Denizcilik çoğumuzun sosyal statülerimizden birisi. Yakın çevremiz dışında iş yaptığımız insanlar, veli toplantısına gittiğinizde karşılaştığınız veliler, trafikteyken diğer sürücüler, alışveriş yaptığınız mağazalar ve  dükkanlardaki görevliler, gittiğiniz restauranttaki garsonlar, bunların çoğu bizim denizci olduğumuzu bilmezler. Süpermarkette balık reyonunda duran adamı bile sizden daha denizci bulurlar. Siz de karada herhangi bir yerde karşılaştığınız insanların denizci olduğunu pat diye anlayamazsınız.
Toparlayacak olursak profesyonel denizcilerin bile meslekleriyle birlikte bir ton statüsü var. Bu anlamda dünyada kaç tane denizci varsa o kadar çeşit denizci var. Eylemsizlik çerçevimiz kara olunca  aslında denizci diye bir şey yok diyenler haklı.
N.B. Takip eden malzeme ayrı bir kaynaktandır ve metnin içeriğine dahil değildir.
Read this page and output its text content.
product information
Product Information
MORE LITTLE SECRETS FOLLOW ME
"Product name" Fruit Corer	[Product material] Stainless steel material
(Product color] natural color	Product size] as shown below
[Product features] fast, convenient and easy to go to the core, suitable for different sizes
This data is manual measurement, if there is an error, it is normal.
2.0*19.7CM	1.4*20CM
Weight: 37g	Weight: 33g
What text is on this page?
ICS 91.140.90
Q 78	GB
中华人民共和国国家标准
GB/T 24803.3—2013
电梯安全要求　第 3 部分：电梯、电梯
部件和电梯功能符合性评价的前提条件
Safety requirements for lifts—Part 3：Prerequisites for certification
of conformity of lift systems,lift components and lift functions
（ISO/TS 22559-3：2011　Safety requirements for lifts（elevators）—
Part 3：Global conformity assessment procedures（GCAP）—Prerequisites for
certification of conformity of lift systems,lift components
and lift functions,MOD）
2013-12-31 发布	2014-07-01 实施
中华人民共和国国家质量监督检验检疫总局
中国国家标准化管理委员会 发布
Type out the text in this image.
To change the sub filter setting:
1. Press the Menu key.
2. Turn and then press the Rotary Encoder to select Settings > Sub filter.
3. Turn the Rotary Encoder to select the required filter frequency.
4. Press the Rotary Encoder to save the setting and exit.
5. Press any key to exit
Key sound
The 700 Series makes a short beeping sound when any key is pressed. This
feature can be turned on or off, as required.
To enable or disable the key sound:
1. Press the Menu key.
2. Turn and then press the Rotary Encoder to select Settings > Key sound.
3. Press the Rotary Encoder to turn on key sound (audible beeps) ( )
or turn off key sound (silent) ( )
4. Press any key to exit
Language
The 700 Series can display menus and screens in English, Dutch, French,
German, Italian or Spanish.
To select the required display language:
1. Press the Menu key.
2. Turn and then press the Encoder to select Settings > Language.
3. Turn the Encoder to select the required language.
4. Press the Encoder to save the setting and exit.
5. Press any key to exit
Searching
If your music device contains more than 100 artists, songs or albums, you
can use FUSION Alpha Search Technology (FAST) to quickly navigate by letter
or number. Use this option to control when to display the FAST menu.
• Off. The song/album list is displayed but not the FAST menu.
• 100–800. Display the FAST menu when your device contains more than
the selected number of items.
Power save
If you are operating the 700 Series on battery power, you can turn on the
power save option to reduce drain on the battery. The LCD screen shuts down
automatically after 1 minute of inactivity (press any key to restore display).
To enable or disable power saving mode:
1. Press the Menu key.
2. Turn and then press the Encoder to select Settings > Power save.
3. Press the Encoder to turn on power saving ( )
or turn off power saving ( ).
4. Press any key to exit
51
Diğer reislerimizin bahsettiği denizciler, deniz çerçevesinden bakınca gördüklerimiz. Denizde yazılı ve yazılı olmayan kuralları öğrenmek, denizi ortak kullanma kültürünü benimsemiş bir denizci olmak,  ister amatör ister, denizci emekçisi olsun  herkesin yükümlülüğü olsa işler daha kolay olurdu. Bana göre amatör denizci bile olsa herkesin bir ustası olması lazım. ( Bizim ustalarımızdan birisi, siz tanımazsınız :)  sağolsun hava kararıp, sertleştiği ve mazotu çok az kaldığı halde kıyı emniyeti bizi çekmeye gelene kadar etrafımızdan ayrılmayıp bekleyen bir reisimizdir).  Bilgiyi her yerden ediniriz ama görgüyü ancak ustalardan ve deneyimli arkadaşlardan... Deniz çerçevesinden bakınca yine sosyal statüler denizciliği etkiliyor. Bir şekilde parayı bulan bir çok sonradan görme pat diye tekne alıp denize girebiliyor. Adam zaten karadayken de oturup kalkmayı bilmediği için , hak yediği için denizde de aynı yönde devam ediyor. Ya da sosyal statülerin çatışması (asker bir babanın evde çocuklarına da asker gibi davranması gibi) sözkonusu oluyor. Adam bilmem kaç kişinin patronu herkes önünde el pençe divan. Teknesi de büyük mü büyük, pahalı mı pahalı. Denizci statütüsünden önce zenginliği ve patronluğu baskın oluyor. O zaman bütün geçiş üstünlüklerine sahip oluyor

Geçen hafta sonu bir marina komşum eski bir Çam Limanı anısını anlattı. Yıllar önce eşiyle çam limanına gidiyorlar. Mevsim  yaz ve  koy kalabalık. Bir motoryat tam bunların yanına demirliyor. Patronla kız arkadaşı bota binip karaya çıkıyor kaptan teknede. Biraz sonra jeneratör çalışmaya başlıyor. Bizim arkadaş gürültüden duymazlar diye fenerle ışık tutup uyarınca “Birazdan patron gelecek rakısına buz isteyecek. O nedenle buz yapma makinası için jeneratörü kapatamam” cevabını alıyor. Saatler ilerliyor. Koydaki sessizliği tek bozan şey jeneratör olduğu ve onlarca tekne demirlemiş olduğu halde bizim arkadaştan başka şikayetini dile getiren yok. Bir süre sonra patron zil surna sarhoş geliyor. İçemeye devam ediyor. Bir ara başka bir tekneden motor yata ışık tutuyorlar. Patron ışığı bizim arkadaş tutuyor zannedip bizimkine bağırıyor. “Jeneratör 12’ye kadar çalışacak. O kadar!”. Arkadaşımız tatsızlık çıkmasın diye olayı büyütmüyor ama ışığı tutan teknedeki vatandaş ortadan kayboluyor. Saat tam 24’te adam jeneratörü kapatıyor. Saat 24:00 sınırına neye göre karar vermiş o da belli değil :)   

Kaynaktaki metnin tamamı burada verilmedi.